PM&AL 2012;6(1)3-4.html

Il consenso informato: alcune domande e alcune risposte

Rodolfo Pacifico 1, Ennio Grassini 1

1 Centro Studi di Diritto Sanitario e Farmaceutico, Caserta

«Perché si parla ancora tanto di consenso informato, non è sufficiente che il paziente sottoscriva il modulo che ho predisposto?». «Perché sono stato chiamato in giudizio per non aver informato nonostante la firma sul modulo di consenso?». «Perché sono stato condannato a seguito dell’esecuzione di un intervento chirurgico diverso da quello prospettato?».

Sarebbe stato ragionevole pensare che dopo tanto discutere dell’argomento, alcuni quesiti potessero dirsi ormai superati o almeno accantonati in quello spazio di convinzioni individuali destinato a dissolversi nella consapevolezza che deve guidare la quotidiana attività dei professionisti della sanità, i quali confrontano il loro patrimonio di conoscenze con le esperienze reali, nell’intento di realizzare il bene della salute, migliorando le condizioni di chi si affida alle loro cure oppure pervenendo alla definitiva guarigione.

L’osservazione del consenso informato in chiave empirica, attraverso la lettura della casistica giurisprudenziale, pensiamo rappresenti il banco di prova della propria conoscenza di un tema che tutti sanno non più collocabile ai margini dell’attività professionale.

Non ci troviamo di fronte a questioni statiche; ed è questa la principale sfida dell’approccio pratico al problema, ma è anche la ragione per cui attraverso la nostra percezione, acquisita “sul campo” di una realtà dinamica, riscontriamo continuamente il ritorno di quesiti “d’altri tempi”. Il punto è che ciò che accade nel mondo giuridico non sempre supera le sue barriere, fossero anche solo linguistiche.

Ottenere l’assenso all’atto medico attraverso un percorso informativo, non significa semplicemente concludere un processo di tipo standardizzato, per lo più compendiato nei moduli precompilati. In questa accezione avremmo rilevato semplicemente il superamento di ogni conflitto, mentre sappiamo che non è esattamente così. Anzi, se così fosse stato, i primissimi arresti giurisprudenziali in materia avrebbero con molta probabilità posto fine ad ogni questione: è evidente che le cose non sono andate in questo modo e dopo poco più di tre anni dalla prima edizione del libro si è giunti ad arricchire ed aggiornare i profili cruciali affrontati nel 2008.

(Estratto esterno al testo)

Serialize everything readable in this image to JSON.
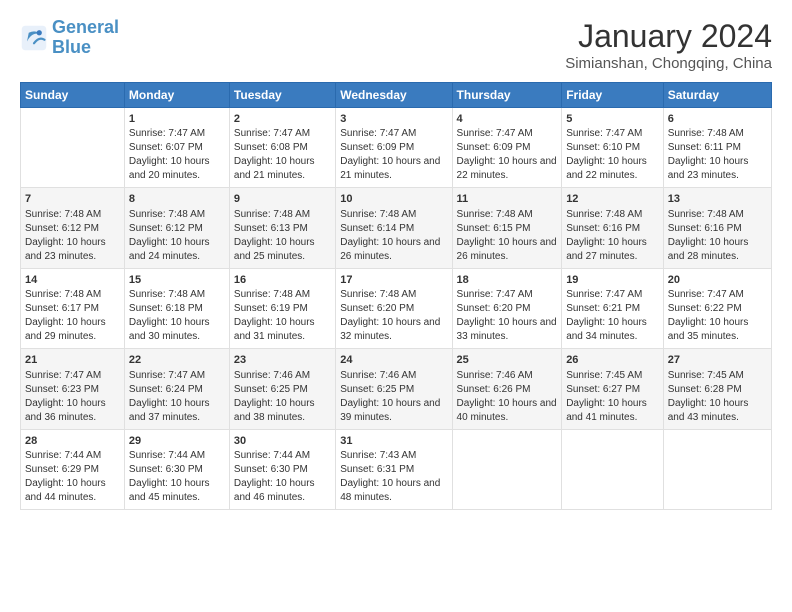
{
  "logo": {
    "line1": "General",
    "line2": "Blue"
  },
  "title": "January 2024",
  "subtitle": "Simianshan, Chongqing, China",
  "days_header": [
    "Sunday",
    "Monday",
    "Tuesday",
    "Wednesday",
    "Thursday",
    "Friday",
    "Saturday"
  ],
  "weeks": [
    [
      {
        "num": "",
        "text": ""
      },
      {
        "num": "1",
        "text": "Sunrise: 7:47 AM\nSunset: 6:07 PM\nDaylight: 10 hours and 20 minutes."
      },
      {
        "num": "2",
        "text": "Sunrise: 7:47 AM\nSunset: 6:08 PM\nDaylight: 10 hours and 21 minutes."
      },
      {
        "num": "3",
        "text": "Sunrise: 7:47 AM\nSunset: 6:09 PM\nDaylight: 10 hours and 21 minutes."
      },
      {
        "num": "4",
        "text": "Sunrise: 7:47 AM\nSunset: 6:09 PM\nDaylight: 10 hours and 22 minutes."
      },
      {
        "num": "5",
        "text": "Sunrise: 7:47 AM\nSunset: 6:10 PM\nDaylight: 10 hours and 22 minutes."
      },
      {
        "num": "6",
        "text": "Sunrise: 7:48 AM\nSunset: 6:11 PM\nDaylight: 10 hours and 23 minutes."
      }
    ],
    [
      {
        "num": "7",
        "text": "Sunrise: 7:48 AM\nSunset: 6:12 PM\nDaylight: 10 hours and 23 minutes."
      },
      {
        "num": "8",
        "text": "Sunrise: 7:48 AM\nSunset: 6:12 PM\nDaylight: 10 hours and 24 minutes."
      },
      {
        "num": "9",
        "text": "Sunrise: 7:48 AM\nSunset: 6:13 PM\nDaylight: 10 hours and 25 minutes."
      },
      {
        "num": "10",
        "text": "Sunrise: 7:48 AM\nSunset: 6:14 PM\nDaylight: 10 hours and 26 minutes."
      },
      {
        "num": "11",
        "text": "Sunrise: 7:48 AM\nSunset: 6:15 PM\nDaylight: 10 hours and 26 minutes."
      },
      {
        "num": "12",
        "text": "Sunrise: 7:48 AM\nSunset: 6:16 PM\nDaylight: 10 hours and 27 minutes."
      },
      {
        "num": "13",
        "text": "Sunrise: 7:48 AM\nSunset: 6:16 PM\nDaylight: 10 hours and 28 minutes."
      }
    ],
    [
      {
        "num": "14",
        "text": "Sunrise: 7:48 AM\nSunset: 6:17 PM\nDaylight: 10 hours and 29 minutes."
      },
      {
        "num": "15",
        "text": "Sunrise: 7:48 AM\nSunset: 6:18 PM\nDaylight: 10 hours and 30 minutes."
      },
      {
        "num": "16",
        "text": "Sunrise: 7:48 AM\nSunset: 6:19 PM\nDaylight: 10 hours and 31 minutes."
      },
      {
        "num": "17",
        "text": "Sunrise: 7:48 AM\nSunset: 6:20 PM\nDaylight: 10 hours and 32 minutes."
      },
      {
        "num": "18",
        "text": "Sunrise: 7:47 AM\nSunset: 6:20 PM\nDaylight: 10 hours and 33 minutes."
      },
      {
        "num": "19",
        "text": "Sunrise: 7:47 AM\nSunset: 6:21 PM\nDaylight: 10 hours and 34 minutes."
      },
      {
        "num": "20",
        "text": "Sunrise: 7:47 AM\nSunset: 6:22 PM\nDaylight: 10 hours and 35 minutes."
      }
    ],
    [
      {
        "num": "21",
        "text": "Sunrise: 7:47 AM\nSunset: 6:23 PM\nDaylight: 10 hours and 36 minutes."
      },
      {
        "num": "22",
        "text": "Sunrise: 7:47 AM\nSunset: 6:24 PM\nDaylight: 10 hours and 37 minutes."
      },
      {
        "num": "23",
        "text": "Sunrise: 7:46 AM\nSunset: 6:25 PM\nDaylight: 10 hours and 38 minutes."
      },
      {
        "num": "24",
        "text": "Sunrise: 7:46 AM\nSunset: 6:25 PM\nDaylight: 10 hours and 39 minutes."
      },
      {
        "num": "25",
        "text": "Sunrise: 7:46 AM\nSunset: 6:26 PM\nDaylight: 10 hours and 40 minutes."
      },
      {
        "num": "26",
        "text": "Sunrise: 7:45 AM\nSunset: 6:27 PM\nDaylight: 10 hours and 41 minutes."
      },
      {
        "num": "27",
        "text": "Sunrise: 7:45 AM\nSunset: 6:28 PM\nDaylight: 10 hours and 43 minutes."
      }
    ],
    [
      {
        "num": "28",
        "text": "Sunrise: 7:44 AM\nSunset: 6:29 PM\nDaylight: 10 hours and 44 minutes."
      },
      {
        "num": "29",
        "text": "Sunrise: 7:44 AM\nSunset: 6:30 PM\nDaylight: 10 hours and 45 minutes."
      },
      {
        "num": "30",
        "text": "Sunrise: 7:44 AM\nSunset: 6:30 PM\nDaylight: 10 hours and 46 minutes."
      },
      {
        "num": "31",
        "text": "Sunrise: 7:43 AM\nSunset: 6:31 PM\nDaylight: 10 hours and 48 minutes."
      },
      {
        "num": "",
        "text": ""
      },
      {
        "num": "",
        "text": ""
      },
      {
        "num": "",
        "text": ""
      }
    ]
  ]
}
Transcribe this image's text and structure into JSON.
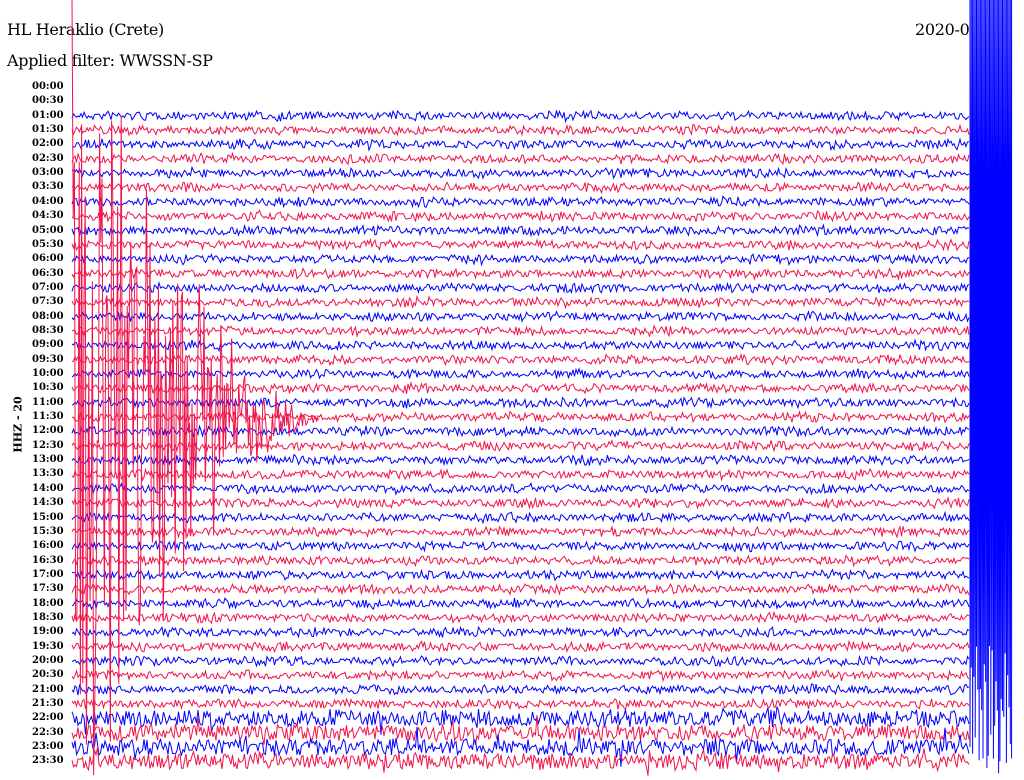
{
  "header": {
    "station": "HL Heraklio (Crete)",
    "filter": "Applied filter: WWSSN-SP",
    "date": "2020-0"
  },
  "chart_data": {
    "type": "line",
    "title": "HL Heraklio (Crete)",
    "subtitle": "Applied filter: WWSSN-SP",
    "ylabel": "HHZ - 20",
    "row_labels": [
      "00:00",
      "00:30",
      "01:00",
      "01:30",
      "02:00",
      "02:30",
      "03:00",
      "03:30",
      "04:00",
      "04:30",
      "05:00",
      "05:30",
      "06:00",
      "06:30",
      "07:00",
      "07:30",
      "08:00",
      "08:30",
      "09:00",
      "09:30",
      "10:00",
      "10:30",
      "11:00",
      "11:30",
      "12:00",
      "12:30",
      "13:00",
      "13:30",
      "14:00",
      "14:30",
      "15:00",
      "15:30",
      "16:00",
      "16:30",
      "17:00",
      "17:30",
      "18:00",
      "18:30",
      "19:00",
      "19:30",
      "20:00",
      "20:30",
      "21:00",
      "21:30",
      "22:00",
      "22:30",
      "23:00",
      "23:30"
    ],
    "series_colors": [
      "#0000ff",
      "#f0144a"
    ],
    "first_trace_row": "01:00",
    "grid": false
  }
}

Decifrare ed estrapolare regole condivise per trasmetterle a coloro che le debbono utilizzare, significa anche spiegare le ragioni di fondo di quelle scelte che i tribunali hanno ritenuto inadeguate e non conformi all’ordinamento.

Il lavoro affronta le strutture cardine del consenso: il tempo di acquisizione, la forma, la molteplicità e la specificità. Attraversa casi pratici significativi, come il problema della prescrizione dei farmaci, il danno da nascita indesiderata o, ancora, quali siano i soggetti deputati a prestare il consenso e quelli deputati all’informazione, quali siano i riflessi risarcitori in caso di inadeguata o incompleta informazione.

In una realtà come quella attuale dove la condivisione dei contenuti appare ineludibile, sarebbe auspicabile che il lavoro presentato possa stimolare la discussione e il confronto continuo, consentendo ai lettori, anche attraverso la rivista e i social network1, di esprimere i dubbi e le opinioni.